Das Summen des Elektromotors wurde zu einem schnarrenden Brummen.

»Mist, verdammter! Sie klemmt. Der Scheiß-Staub muß in die Gelenke geraten sein.« Connors betätigte mehrmals den Schalter. Seine sonstige Gelassenheit wich frustriertem Zorn. Der Motor winselte und mühte sich ab. Kopfschüttelnd sagte Connors: »Ist genau in der Mitte steckengeblieben. Den Satelliten erreichen wir damit nicht mehr, aber sie ragt immer noch so weit raus, daß sie einen Blitz anziehen kann. So ein verfluchtes, nutzloses Stück Schrott!« Er schlug mit der Faust auf die Tafel.

»Aber sie ist geerdet«, sagte Jamie, halb als Frage.

»Ja, aber wer weiß denn, wieviel Saft so ein marsianischer Blitz hat?«

Jamie schaute zu den dunklen Wolken hinaus, die am Cockpit vorbeiflogen, und sagte leise: »Wollen wir hoffen, daß wir’s nicht rausfinden müssen.«

»Möchte wissen, was der Staub sonst noch alles kaputtmacht, verdammt noch mal.«

Jamie merkte, wie seine Augenbrauen in die Höhe gingen.

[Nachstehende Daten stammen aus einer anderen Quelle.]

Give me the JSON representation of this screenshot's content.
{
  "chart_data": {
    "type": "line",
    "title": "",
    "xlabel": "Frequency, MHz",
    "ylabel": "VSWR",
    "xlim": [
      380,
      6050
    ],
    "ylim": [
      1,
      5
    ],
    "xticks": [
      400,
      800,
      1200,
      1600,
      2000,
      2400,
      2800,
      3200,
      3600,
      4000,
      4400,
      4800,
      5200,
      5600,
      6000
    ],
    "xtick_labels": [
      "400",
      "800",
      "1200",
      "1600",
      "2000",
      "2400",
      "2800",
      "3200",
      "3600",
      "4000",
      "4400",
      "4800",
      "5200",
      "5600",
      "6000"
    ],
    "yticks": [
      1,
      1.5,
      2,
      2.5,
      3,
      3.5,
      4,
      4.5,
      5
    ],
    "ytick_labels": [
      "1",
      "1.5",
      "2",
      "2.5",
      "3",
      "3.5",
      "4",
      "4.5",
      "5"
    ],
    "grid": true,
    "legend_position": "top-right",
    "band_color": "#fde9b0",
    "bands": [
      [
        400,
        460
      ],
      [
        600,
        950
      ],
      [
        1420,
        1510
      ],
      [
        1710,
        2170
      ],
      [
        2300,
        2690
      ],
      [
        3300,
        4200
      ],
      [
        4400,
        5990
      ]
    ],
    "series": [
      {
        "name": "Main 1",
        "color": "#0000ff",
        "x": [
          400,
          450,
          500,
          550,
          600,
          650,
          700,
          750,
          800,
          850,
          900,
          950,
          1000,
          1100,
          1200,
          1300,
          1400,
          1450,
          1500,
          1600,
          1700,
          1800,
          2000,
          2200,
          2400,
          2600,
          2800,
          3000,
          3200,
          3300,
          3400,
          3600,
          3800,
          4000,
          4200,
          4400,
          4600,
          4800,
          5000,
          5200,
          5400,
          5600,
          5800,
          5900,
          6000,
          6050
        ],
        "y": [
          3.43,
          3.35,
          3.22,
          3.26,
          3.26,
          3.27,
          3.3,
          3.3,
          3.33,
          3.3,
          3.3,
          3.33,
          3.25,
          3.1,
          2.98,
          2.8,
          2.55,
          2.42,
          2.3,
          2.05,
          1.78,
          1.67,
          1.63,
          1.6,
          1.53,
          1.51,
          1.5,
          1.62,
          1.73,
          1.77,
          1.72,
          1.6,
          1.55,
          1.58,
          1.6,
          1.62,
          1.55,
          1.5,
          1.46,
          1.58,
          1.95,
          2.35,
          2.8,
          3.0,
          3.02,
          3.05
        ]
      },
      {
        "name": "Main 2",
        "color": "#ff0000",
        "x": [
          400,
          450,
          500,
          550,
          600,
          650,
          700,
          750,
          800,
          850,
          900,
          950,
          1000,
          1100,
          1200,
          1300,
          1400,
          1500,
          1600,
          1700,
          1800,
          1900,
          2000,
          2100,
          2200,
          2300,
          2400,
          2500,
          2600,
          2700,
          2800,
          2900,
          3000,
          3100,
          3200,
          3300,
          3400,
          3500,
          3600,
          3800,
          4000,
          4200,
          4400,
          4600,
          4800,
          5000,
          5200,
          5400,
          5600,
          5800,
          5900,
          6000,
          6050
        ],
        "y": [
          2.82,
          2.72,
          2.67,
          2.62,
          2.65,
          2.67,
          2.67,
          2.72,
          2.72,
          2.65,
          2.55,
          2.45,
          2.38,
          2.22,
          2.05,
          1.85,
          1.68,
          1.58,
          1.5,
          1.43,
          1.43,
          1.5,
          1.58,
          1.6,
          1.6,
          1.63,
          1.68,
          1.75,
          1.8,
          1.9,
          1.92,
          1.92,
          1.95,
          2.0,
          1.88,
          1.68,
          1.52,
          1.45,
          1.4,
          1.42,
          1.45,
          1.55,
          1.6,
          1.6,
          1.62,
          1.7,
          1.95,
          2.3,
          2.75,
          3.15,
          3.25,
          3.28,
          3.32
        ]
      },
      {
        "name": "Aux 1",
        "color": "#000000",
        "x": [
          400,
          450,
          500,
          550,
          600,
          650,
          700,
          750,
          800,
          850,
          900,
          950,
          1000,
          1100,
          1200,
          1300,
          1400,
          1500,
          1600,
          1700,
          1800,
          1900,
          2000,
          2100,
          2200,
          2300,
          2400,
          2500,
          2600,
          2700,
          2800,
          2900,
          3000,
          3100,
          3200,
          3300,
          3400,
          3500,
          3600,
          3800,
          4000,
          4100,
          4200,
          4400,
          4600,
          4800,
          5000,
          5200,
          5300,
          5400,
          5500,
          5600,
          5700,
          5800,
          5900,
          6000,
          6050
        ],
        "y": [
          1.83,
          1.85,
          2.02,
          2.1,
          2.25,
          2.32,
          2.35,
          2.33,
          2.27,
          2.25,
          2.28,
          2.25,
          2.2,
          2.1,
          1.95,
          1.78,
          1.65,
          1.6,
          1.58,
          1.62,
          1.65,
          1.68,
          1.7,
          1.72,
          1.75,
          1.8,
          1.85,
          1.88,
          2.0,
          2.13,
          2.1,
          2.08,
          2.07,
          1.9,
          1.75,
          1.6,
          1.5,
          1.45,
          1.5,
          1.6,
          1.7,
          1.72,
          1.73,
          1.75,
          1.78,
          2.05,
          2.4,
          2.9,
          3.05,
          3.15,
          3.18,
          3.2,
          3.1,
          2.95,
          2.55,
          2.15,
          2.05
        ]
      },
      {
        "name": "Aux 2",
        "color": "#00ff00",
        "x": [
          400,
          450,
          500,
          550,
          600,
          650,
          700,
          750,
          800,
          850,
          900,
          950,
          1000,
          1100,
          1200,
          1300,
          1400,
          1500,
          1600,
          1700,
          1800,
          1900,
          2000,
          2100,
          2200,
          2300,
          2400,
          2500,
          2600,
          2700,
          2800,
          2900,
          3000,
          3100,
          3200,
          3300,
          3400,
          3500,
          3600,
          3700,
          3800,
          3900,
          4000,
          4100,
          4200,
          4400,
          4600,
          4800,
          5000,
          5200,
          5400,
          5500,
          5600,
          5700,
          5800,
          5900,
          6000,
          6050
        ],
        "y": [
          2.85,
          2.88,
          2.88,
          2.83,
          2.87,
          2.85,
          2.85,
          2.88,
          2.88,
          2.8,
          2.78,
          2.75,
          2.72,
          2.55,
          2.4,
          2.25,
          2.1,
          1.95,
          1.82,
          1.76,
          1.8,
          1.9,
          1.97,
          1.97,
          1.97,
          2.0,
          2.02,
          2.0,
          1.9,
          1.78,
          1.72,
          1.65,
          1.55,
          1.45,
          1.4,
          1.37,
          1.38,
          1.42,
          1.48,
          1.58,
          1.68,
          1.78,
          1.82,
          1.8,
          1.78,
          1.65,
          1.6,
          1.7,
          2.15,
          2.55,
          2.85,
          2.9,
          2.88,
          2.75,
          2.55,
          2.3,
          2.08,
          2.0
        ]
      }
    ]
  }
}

»Die Räder, zum Beispiel«, schimpfte Connors. »Kann sein, daß wir zur Kuppel zurücklaufen müssen.«

Jamie sah den schwarzen Astronauten genauer an. Es sah Connors gar nicht ähnlich, daß er so verbittert herumjammerte. Das Gesicht des Mannes glänzte vor Schweiß. Seine Wangen wirkten eingefallen, seine blutunterlaufenen Augen lagen tief in den Höhlen.